Alberto Ortiz Díaz, assistant professor of history and global health studies at the University of Iowa, has been named a 2020-21 Ford Foundation Postdoctoral Fellow. He is spending the academic year at the University of Puerto Rico-Río Piedras’ Institute of Caribbean Studies, researching and writing a book about incarceration in the modern Caribbean.
Ford fellowships are administered by the National Academies of Sciences, Engineering, and Medicine, and seek to increase diversity in the academy and maximize the educational benefits of diversity. The postdoctoral fellowship, specifically, is for early-career scholars.
“This is a very competitive national fellowship,” Ortiz Díaz says. “To earn something like this at any level is a tremendous honor.”
Assistant Professor Alberto Ortiz Díaz received the highly prestigious Ford Foundation Postdoctoral Fellowship from the National Academies of Sciences, Engineering, and Medicine.
The early-career award enables Ortiz Díaz to conduct research at the University of Puerto Rico-Río Piedras for a new book, Raising the Living Dead: Rehabilitative Corrections in Puerto Rico and the Caribbean.
Check out a fascinating article (requires HawkID login) by Ortiz Díaz: "Pathologizing the Jíbaro: Mental and Social Health in Puerto Rico's Oso Blanco (1930s to 1950s)"
One of only 24 recipients of the fellowship across all eligible fields in 2020-21, Ortiz Díaz will work on his book manuscript, Raising the Living Dead: Rehabilitative Corrections in Puerto Rico and the Caribbean, and several other projects.

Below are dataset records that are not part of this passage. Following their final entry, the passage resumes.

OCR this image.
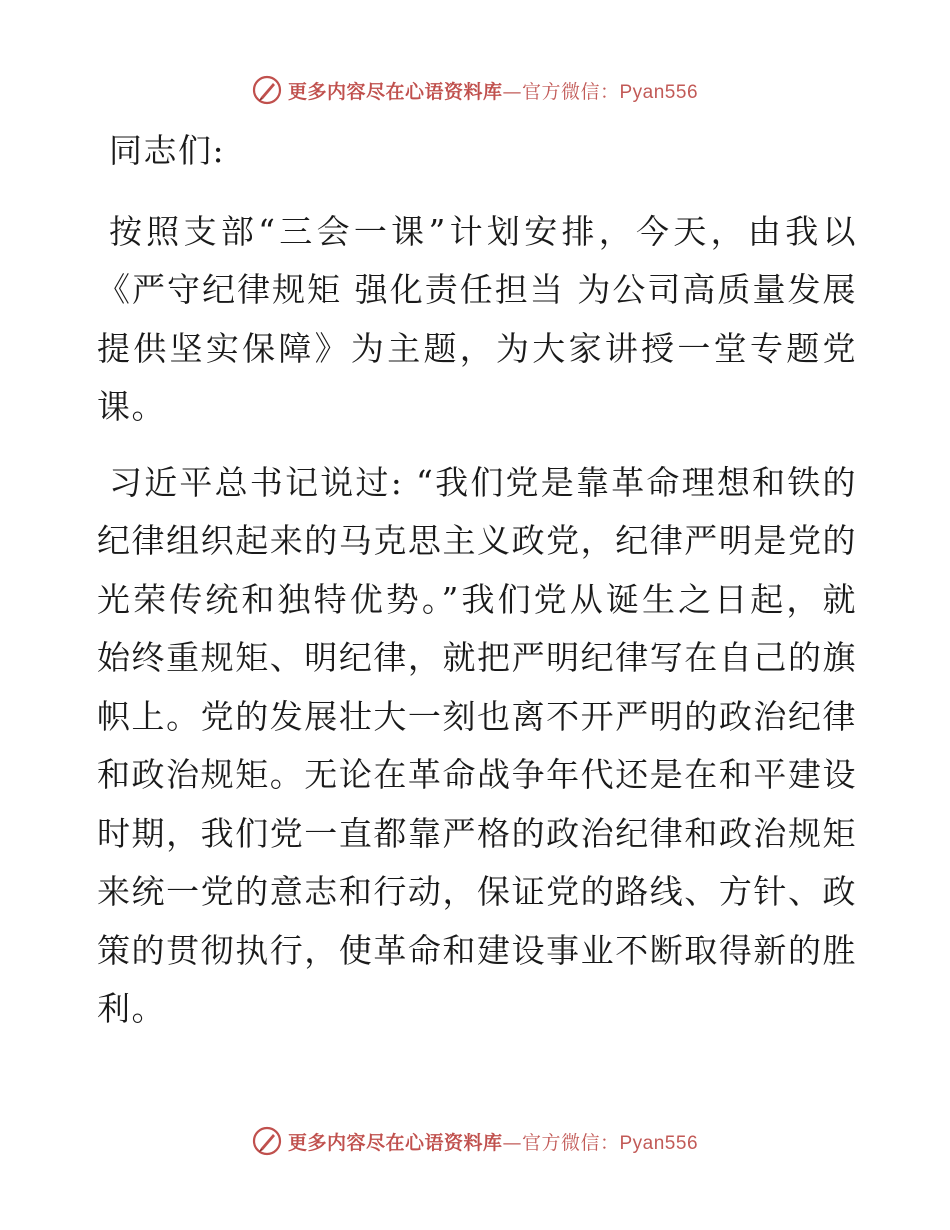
更多内容尽在心语资料库—官方微信：Pyan556

同志们:

按照支部“三会一课”计划安排，今天，由我以《严守纪律规矩 强化责任担当 为公司高质量发展提供坚实保障》为主题，为大家讲授一堂专题党课。

习近平总书记说过: “我们党是靠革命理想和铁的纪律组织起来的马克思主义政党，纪律严明是党的光荣传统和独特优势。”我们党从诞生之日起，就始终重规矩、明纪律，就把严明纪律写在自己的旗帜上。党的发展壮大一刻也离不开严明的政治纪律和政治规矩。无论在革命战争年代还是在和平建设时期，我们党一直都靠严格的政治纪律和政治规矩来统一党的意志和行动，保证党的路线、方针、政策的贯彻执行，使革命和建设事业不断取得新的胜利。

更多内容尽在心语资料库—官方微信：Pyan556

Ortiz Díaz is a historian of the Caribbean; Latin America; medicine, science, and technology; and the health/medical humanities. His current research explores the history of incarceration in the Caribbean in the nineteenth and twentieth centuries. He is interested in intersections of medicine and belief in prisons, penitentiaries, and other carceral spaces, and how ordinary people of all backgrounds reconcile these different ways of knowing in their lives.
In his research, Ortiz Díaz examines what he calls “communities of care,” such as health and social scientists, social workers, people of faith, and humanists, as well as convicts themselves, and their families and wider social networks. These people contributed to building contradictory but dynamic cultures of rehabilitative corrections in Puerto Rico and other corners of the Caribbean. They sought to raise the “living dead,” a trope with roots in antiquity, medieval times, and Atlantic racial slavery that reemerged in the mid-twentieth century to convey what it meant to be incarcerated.
Ortiz Díaz focuses on the history of rehabilitative corrections, rather than prison abolition, for example, because “it is not given a lot of attention and is taken for granted,” he notes. There was a time when societies around the world aspired to advance cultures of rehabilitative corrections that worked and actually took substantive steps in this direction. With the rise of mass incarceration and a return to punitive punishment in the 1970s and beyond, however, this history became easier to bury and forget.
Raising the Living Dead sheds light on this hidden history. Ortiz Díaz wants people to take seriously how communities of care with assorted and sometimes competing interests set aside their differences and rallied around the well-being of the incarcerated. The era of rehabilitative corrections was far from perfect—"people did not always have the best intentions when imagining and carrying out projects,” he asserts—"but it still represents a moment that could teach us a great deal about problem-solving incarceration today.” More importantly, rather than over-theorize the history of incarceration, Ortiz Díaz thinks we need to pay more attention to what prisoners themselves have to say, including those who kept low profiles and worked within the system to overcome living death.
“This is not me looking from the outside in,” Ortiz Díaz insists. “I have never been formally incarcerated personally, but I come from circumstances where many people in my immediate circumference have been—family and friends,” he says. “Raising the Living Dead will be sure to ruffle a few feathers. It is a history many would rather ignore, but should and must learn. I am thankful that colleagues and the Ford Foundation believe in this important work.”